Edited by Timo Minssen, Janne R Herrmann and Jens Schovsbo
W. Richard Scott, Raymond E. Levitt and Michael J. Garvin
We do not subscribe to a goal of unconstrained development for its own sake; but assuring an adequate supply of civic infrastructure (including housing, roads and public transport, power, water supply and sanitation) is essential to meet the needs of developing countries where populations are growing and becoming more urbanized, as well as those of developed countries where infrastructure is aging and in need of repair and/or replacement. Important as it is, however, providing the necessary infrastructure confronts severe difficulties. Governments of emerging market countries face enormous shortfalls in financial and governance capacity in delivering sorely needed new infrastructure for their growing populations. At the same time, financially strapped governments of mature market economies are struggling to upgrade and retrofit their aging and obsolete infrastructure. Societies at both ends of the development spectrum need more robust project governance structures that can enable new forms of financing coupled with improved systems of managerial oversight and control. Infrastructure is central to societal welfare, and the high cost of replicating the “last mile of pipe or wire” often requires a monopolistic state provision or regulated private provision strategy. We would thus ordinarily expect that the state would play a major role in its prioritization, funding, development and operation. However, historically this has not always been the case. Specific countries vary in their experience, but the United States (US) is not atypical. As Miller and Floricel (2000) point out, during much of the nineteenth century US transportation systems and power networks were built by private entrepreneurs, with minimal public involvement. Toward the end of the century, large corporate groups replaced the entrepreneurs but still experienced only modest public oversight.
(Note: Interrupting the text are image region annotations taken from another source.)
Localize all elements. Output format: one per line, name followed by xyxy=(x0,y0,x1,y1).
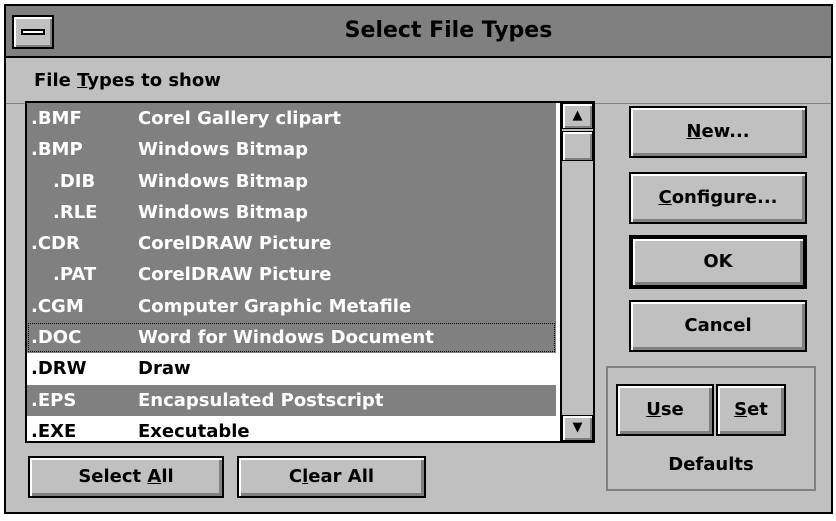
file-type-description: Draw xyxy=(138,358,191,380)
file-type-description: Windows Bitmap xyxy=(138,170,308,192)
set-button[interactable]: Set xyxy=(716,384,786,436)
file-type-extension: .DRW xyxy=(31,358,87,380)
title-bar[interactable]: Select File Types xyxy=(6,6,831,58)
file-type-row[interactable]: .PAT CorelDRAW Picture xyxy=(27,259,556,291)
system-menu-bar-glyph xyxy=(21,29,45,35)
file-type-extension: .BMP xyxy=(31,139,83,161)
file-type-row[interactable]: .BMF Corel Gallery clipart xyxy=(27,103,556,135)
clear-all-button[interactable]: Clear All xyxy=(237,456,426,498)
file-type-description: Encapsulated Postscript xyxy=(138,389,384,411)
system-menu-icon[interactable] xyxy=(12,15,54,49)
file-type-description: Windows Bitmap xyxy=(138,201,308,223)
btn-text: Select xyxy=(78,466,148,487)
btn-mnemonic: S xyxy=(734,399,748,420)
label-mnemonic: T xyxy=(77,70,88,91)
btn-text: ear All xyxy=(308,466,375,487)
new-button[interactable]: New... xyxy=(629,106,807,158)
file-type-row[interactable]: .EPS Encapsulated Postscript xyxy=(27,384,556,416)
btn-text: et xyxy=(747,399,768,420)
file-type-extension: .CGM xyxy=(31,295,84,317)
file-type-row[interactable]: .DOC Word for Windows Document xyxy=(27,322,556,354)
btn-text: se xyxy=(660,399,684,420)
btn-mnemonic: C xyxy=(658,187,672,208)
defaults-label: Defaults xyxy=(668,454,754,475)
btn-mnemonic: A xyxy=(147,466,162,487)
btn-text: OK xyxy=(703,251,733,272)
configure-button[interactable]: Configure... xyxy=(629,172,807,224)
file-types-label: File Types to show xyxy=(34,70,221,91)
file-type-description: Corel Gallery clipart xyxy=(138,108,341,129)
ok-button[interactable]: OK xyxy=(629,235,807,289)
scroll-up-arrow-icon[interactable]: ▲ xyxy=(562,103,593,129)
scrollbar-thumb[interactable] xyxy=(562,131,593,161)
file-type-row[interactable]: .DRW Draw xyxy=(27,353,556,385)
file-type-row[interactable]: .DIB Windows Bitmap xyxy=(27,165,556,197)
file-type-row[interactable]: .EXE Executable xyxy=(27,415,556,442)
file-type-row[interactable]: .RLE Windows Bitmap xyxy=(27,196,556,229)
file-types-rows: .BMF Corel Gallery clipart .BMP Windows Bit… xyxy=(27,103,556,442)
file-type-description: CorelDRAW Picture xyxy=(138,233,332,255)
vertical-scrollbar[interactable]: ▲ ▼ xyxy=(560,103,593,441)
btn-mnemonic: N xyxy=(686,121,702,142)
file-type-row[interactable]: .CDR CorelDRAW Picture xyxy=(27,228,556,260)
file-type-extension: .PAT xyxy=(53,264,97,286)
btn-text: Cancel xyxy=(684,315,752,336)
cancel-button[interactable]: Cancel xyxy=(629,300,807,352)
select-file-types-dialog: Select File Types File Types to show .BM… xyxy=(4,4,833,514)
file-types-listbox[interactable]: .BMF Corel Gallery clipart .BMP Windows Bit… xyxy=(25,101,595,443)
label-text: ypes to show xyxy=(87,70,221,91)
file-type-description: CorelDRAW Picture xyxy=(138,264,332,286)
use-button[interactable]: Use xyxy=(616,384,714,436)
file-type-extension: .BMF xyxy=(31,108,82,129)
file-type-extension: .EXE xyxy=(31,420,77,442)
file-type-description: Windows Bitmap xyxy=(138,139,308,161)
file-type-row[interactable]: .CGM Computer Graphic Metafile xyxy=(27,290,556,323)
dialog-title: Select File Types xyxy=(344,18,553,43)
file-type-extension: .DIB xyxy=(53,170,96,192)
file-type-extension: .DOC xyxy=(31,327,82,349)
label-text: File xyxy=(34,70,78,91)
file-type-extension: .CDR xyxy=(31,233,80,255)
file-type-description: Executable xyxy=(138,420,250,442)
file-type-extension: .EPS xyxy=(31,389,77,411)
btn-text: ll xyxy=(161,466,174,487)
scroll-down-arrow-icon[interactable]: ▼ xyxy=(562,415,593,441)
btn-mnemonic: U xyxy=(646,399,661,420)
file-type-row[interactable]: .BMP Windows Bitmap xyxy=(27,134,556,166)
file-type-description: Word for Windows Document xyxy=(138,327,434,349)
select-all-button[interactable]: Select All xyxy=(28,456,224,498)
btn-text: onfigure... xyxy=(671,187,778,208)
file-type-description: Computer Graphic Metafile xyxy=(138,295,412,317)
file-type-extension: .RLE xyxy=(53,201,98,223)
btn-text: ew... xyxy=(701,121,750,142)
btn-text: C xyxy=(288,466,303,487)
However, during the Progressive era of the early twentieth century, private initiatives were increasingly regulated and, over time, nationalized as public enterprises. For the greater part of the century, federal, state and local authorities planned, funded, built and operated the bulk of infrastructure. However, during the 1980s, buoyed by a more conservative political wave, calls intensified for the privatization of these enterprises. From that period to the present, varying combinations of private and public entities have partnered to provide these facilities and services.